I laughed unhappily. “Julie showed up at my door one night and asked me to see what I could do. I thought I was going to make a phone call and be done with it.”
“But you didn’t.”
“No.” I sighed. “No, I stayed with it.”
“Why?”
“I can’t really say. Something about Phaedra got under my skin. Something mysterious, maybe. Something tragic.”
“I think she had that effect on people. She did on me.

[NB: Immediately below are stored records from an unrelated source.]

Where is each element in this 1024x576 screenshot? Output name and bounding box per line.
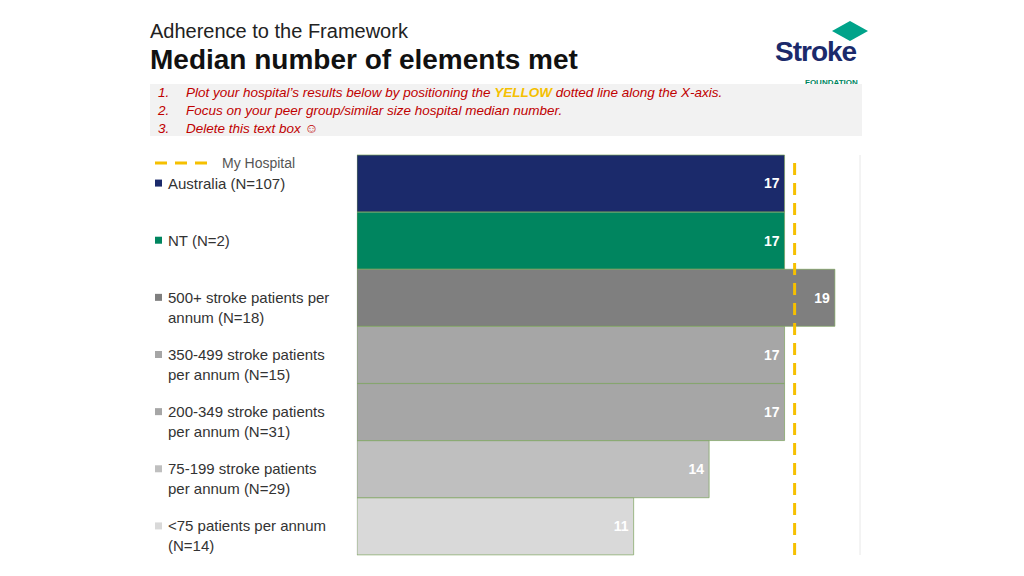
- svg-text:Australia (N=107): Australia (N=107): [168, 175, 285, 192]
- svg-text:<75 patients per annum(N=14): <75 patients per annum(N=14): [168, 517, 326, 554]
- html-text:Focus on your peer group/simil: Focus on your peer group/similar size ho…: [186, 103, 563, 118]
- svg-text:350-499 stroke patientsper ann: 350-499 stroke patientsper annum (N=15): [168, 346, 325, 383]
- svg-text:200-349 stroke patientsper ann: 200-349 stroke patientsper annum (N=31): [168, 403, 325, 440]
- html-text:Adherence to the Framework: Adherence to the Framework: [150, 20, 408, 42]
- svg-text:17: 17: [764, 175, 780, 191]
- svg-text:14: 14: [689, 461, 705, 477]
- html-text:2.: 2.: [158, 103, 170, 118]
- svg-text:11: 11: [614, 518, 629, 534]
- svg-text:17: 17: [764, 347, 780, 363]
- html-text:FOUNDATION: FOUNDATION: [805, 78, 858, 87]
- html-text:Delete this text box ☺: Delete this text box ☺: [186, 121, 319, 136]
- html-text:Stroke: Stroke: [775, 36, 857, 67]
- svg-text:NT (N=2): NT (N=2): [168, 232, 230, 249]
- svg-text:17: 17: [764, 233, 780, 249]
- html-text:1.: 1.: [158, 85, 170, 100]
- svg-text:17: 17: [764, 404, 780, 420]
- svg-text:75-199 stroke patientsper annu: 75-199 stroke patientsper annum (N=29): [168, 460, 316, 497]
- svg-text:My Hospital: My Hospital: [222, 155, 295, 171]
- html-text:Median number of elements met: Median number of elements met: [150, 44, 578, 75]
- html-text:Plot your hospital’s results b: Plot your hospital’s results below by po…: [186, 85, 723, 100]
- svg-text:19: 19: [814, 290, 830, 306]
- html-text:3.: 3.: [158, 121, 170, 136]
- svg-text:500+ stroke patients perannum: 500+ stroke patients perannum (N=18): [168, 289, 329, 326]
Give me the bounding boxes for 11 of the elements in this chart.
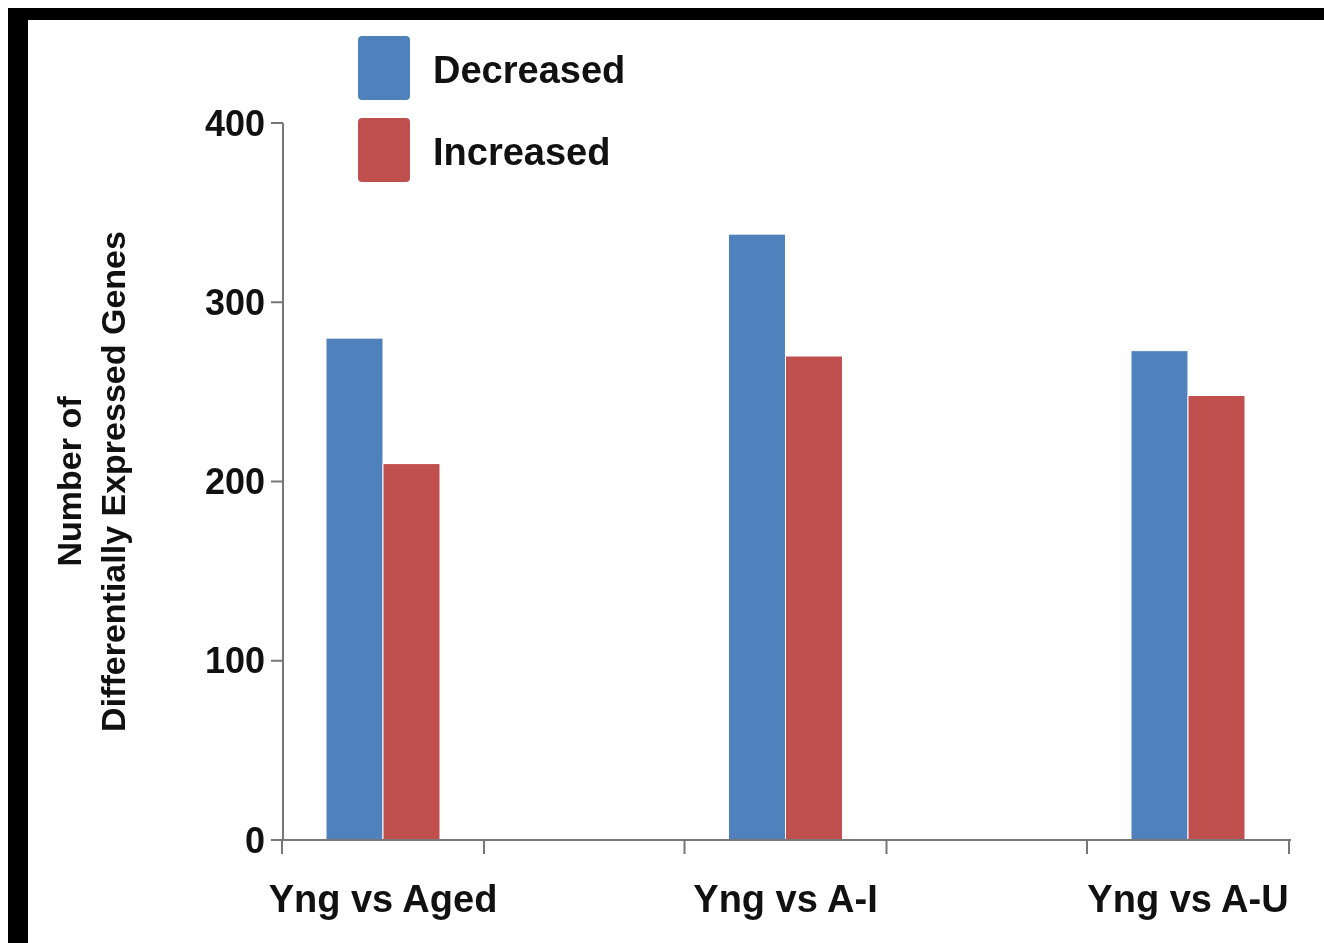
x-tick-label: Yng vs Aged <box>268 878 498 920</box>
legend-label: Increased <box>433 131 611 174</box>
x-tick-label: Yng vs A-U <box>1087 878 1289 920</box>
y-axis-title: Number of Differentially Expressed Genes <box>50 231 132 732</box>
legend-label: Decreased <box>433 49 626 92</box>
x-tick-label: Yng vs A-I <box>693 878 878 920</box>
y-tick-label: 400 <box>204 102 265 144</box>
y-tick-label: 200 <box>204 461 265 503</box>
y-tick-label: 100 <box>204 640 265 682</box>
y-tick-label: 300 <box>204 281 265 323</box>
y-tick-label: 0 <box>244 819 265 861</box>
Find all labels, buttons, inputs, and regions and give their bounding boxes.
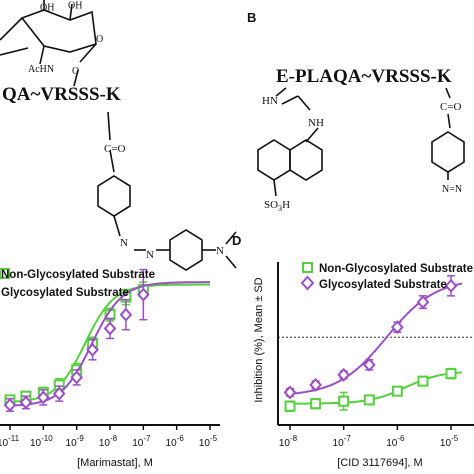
data-point-nonglyco: [284, 400, 296, 412]
azo-bond-1: [113, 215, 121, 237]
x-tick-label: 10-5: [199, 434, 218, 449]
x-tick-label: 10-5: [440, 434, 459, 449]
x-tick-label: 10-8: [99, 434, 118, 449]
carbonyl-b-label: C=O: [440, 101, 462, 113]
chart-d-ticks: 10-8 10-7 10-6 10-5: [279, 425, 459, 449]
data-point-glyco: [19, 395, 33, 410]
achn-label: AcHN: [28, 64, 54, 75]
o-label-2: O: [96, 34, 103, 45]
fit-curve-glyco: [289, 282, 463, 395]
chart-c-legend-nonglyco: Non-Glycosylated Substrate: [1, 269, 155, 281]
x-tick-label: 10-8: [279, 434, 298, 449]
fit-curve-nonglyco: [9, 283, 210, 403]
chart-d-legend-nonglyco: Non-Glycosylated Substrate: [319, 263, 473, 275]
data-point-glyco: [86, 342, 99, 357]
x-tick-label: 10-6: [386, 434, 405, 449]
carbonyl-down: [109, 149, 115, 173]
data-point-glyco: [391, 320, 404, 335]
data-point-nonglyco: [338, 395, 350, 407]
oh-bond-2: [69, 3, 73, 21]
azo-n2-label: N: [146, 249, 154, 261]
chart-d-legend-nonglyco-marker: [302, 262, 313, 273]
structure-b: [257, 87, 465, 197]
chart-d: 10-8 10-7 10-6 10-5 Inhibition (%), Mean ± …: [253, 262, 474, 469]
chart-c-legend-glyco: Glycosylated Substrate: [1, 287, 129, 299]
carbonyl-b-bond: [447, 113, 451, 129]
data-point-glyco: [52, 386, 66, 401]
carbonyl-a-label: C=O: [104, 143, 126, 155]
peptide-b-label: E-PLAQA~VRSSS-K: [276, 66, 452, 87]
panel-b-label: B: [247, 10, 256, 25]
so3h-label: SO3H: [264, 199, 290, 213]
data-point-nonglyco: [445, 368, 457, 380]
x-tick-label: 10-9: [66, 434, 85, 449]
x-tick-label: 10-10: [30, 434, 53, 449]
chart-c: 10-11 10-10 10-9 10-8 10-7 10-6 10-5 [Marimast…: [0, 268, 220, 469]
lys-b-chain: [445, 87, 451, 99]
hn-ethyl-2: [297, 95, 311, 111]
data-point-glyco: [3, 397, 17, 412]
chart-d-marks: [278, 275, 474, 412]
data-point-glyco: [416, 295, 430, 310]
lys-chain: [107, 111, 111, 141]
glyco-link: [79, 43, 97, 63]
x-tick-label: 10-7: [132, 434, 151, 449]
oh-label-1: OH: [40, 2, 54, 13]
o-link: [73, 69, 79, 87]
data-point-glyco: [36, 390, 50, 405]
data-point-glyco: [70, 370, 84, 385]
x-tick-label: 10-7: [333, 434, 352, 449]
oh-label-2: OH: [68, 0, 82, 11]
sugar-ring: [20, 9, 97, 53]
x-tick-label: 10-6: [166, 434, 185, 449]
panel-d-label: D: [232, 233, 241, 248]
so3h-bond: [273, 179, 277, 197]
x-tick-label: 10-11: [0, 434, 20, 449]
methyl-2: [225, 255, 237, 269]
data-point-nonglyco: [417, 375, 429, 387]
hn-ethyl-1: [281, 95, 299, 105]
data-point-glyco: [309, 377, 322, 392]
chart-d-y-title: Inhibition (%), Mean ± SD: [253, 277, 265, 402]
data-point-glyco: [119, 307, 133, 322]
data-point-nonglyco: [363, 394, 375, 406]
nh-to-naph: [305, 127, 319, 143]
chart-c-x-title: [Marimastat], M: [77, 457, 153, 469]
data-point-glyco: [283, 385, 297, 400]
benzene-2: [169, 229, 203, 271]
azo-n1-label: N: [120, 237, 128, 249]
benzene-1: [97, 175, 131, 217]
chart-d-x-title: [CID 3117694], M: [337, 457, 422, 469]
data-point-glyco: [103, 321, 117, 336]
chart-c-ticks: 10-11 10-10 10-9 10-8 10-7 10-6 10-5: [0, 425, 218, 449]
glu-chain: [275, 87, 287, 97]
data-point-nonglyco: [310, 398, 322, 410]
naphthalene-ring-1: [289, 139, 323, 181]
sugar-ring-left: [0, 17, 29, 56]
naphthalene-ring-2: [257, 139, 291, 181]
data-point-glyco: [444, 278, 458, 293]
chart-d-legend-glyco: Glycosylated Substrate: [319, 279, 447, 291]
nh-label: NH: [308, 117, 324, 129]
o-label-1: O: [72, 66, 79, 77]
hn-label: HN: [262, 95, 278, 107]
structure-a: [0, 0, 237, 271]
data-point-glyco: [136, 287, 150, 302]
benzene-b: [431, 131, 465, 173]
nme2-label: N: [216, 245, 224, 257]
chart-d-legend-glyco-marker: [300, 275, 315, 291]
data-point-glyco: [337, 367, 351, 382]
chart-c-marks: [3, 268, 210, 412]
azo-b-label: N=N: [442, 184, 462, 195]
chart-c-legend-nonglyco-marker: [0, 268, 10, 279]
peptide-a-label: QA~VRSSS-K: [2, 84, 121, 105]
achn-bond: [39, 45, 45, 65]
data-point-glyco: [362, 357, 376, 372]
methyl-1: [225, 231, 237, 245]
data-point-nonglyco: [391, 385, 403, 397]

“Look,” she said, pushing back her hair, “I’ve been working since I was fourteen years old. Otherwise, God knows what kind of a mess I could have gotten into. I remember when I was Phaedra’s age. There’s no end to the trouble that can find you…especially where men are concerned.”
“And you think it was her boyfriend Greg Townsend who got her into the trouble?”
“I never met the man,” Susan said. “And Phaedra was afraid to tell me much. But once she got drunk with me and said she had dated a man who flew in cocaine from Mexico. She said she felt like a fool because she didn’t even realize it at first; she just thought they were flying to Mexico every other weekend to have a good time.”
“But?”
“But something happened. She never told me what. But somehow it became clear to her what Mr. Wonderful was doing. So she told him adios and came back to Phoenix. That’s when she went to work for me.”
“Did she ever mention somebody named Bobby Hamid?”
She shook her head.
“So what went wrong?”
“I don’t know,” Susan said. “After she’d been working for me a couple of months, she said one Friday that she was going to Sedona for the weekend. I must have looked at her like, Are you nuts? because she said, ‘Susan, don’t worry.’ That following Monday, she was late, and when she finally came in, she looked like hell. She never seemed the same. About a week after that, she said she had to go away to take care of some business.
“After that, she might call me once a week. I saw her twice. She told me she had overheard something she shouldn’t have. She said she was afraid she was going to be killed.”
“By whom?” I asked. “By Greg Townsend?”
“She wouldn’t say. It was never clear. But as I told you at the mall, she was convinced the cops were paid off and that nobody could be trusted.”
“And now Greg’s dead, too,” I said. “So where does that leave us?”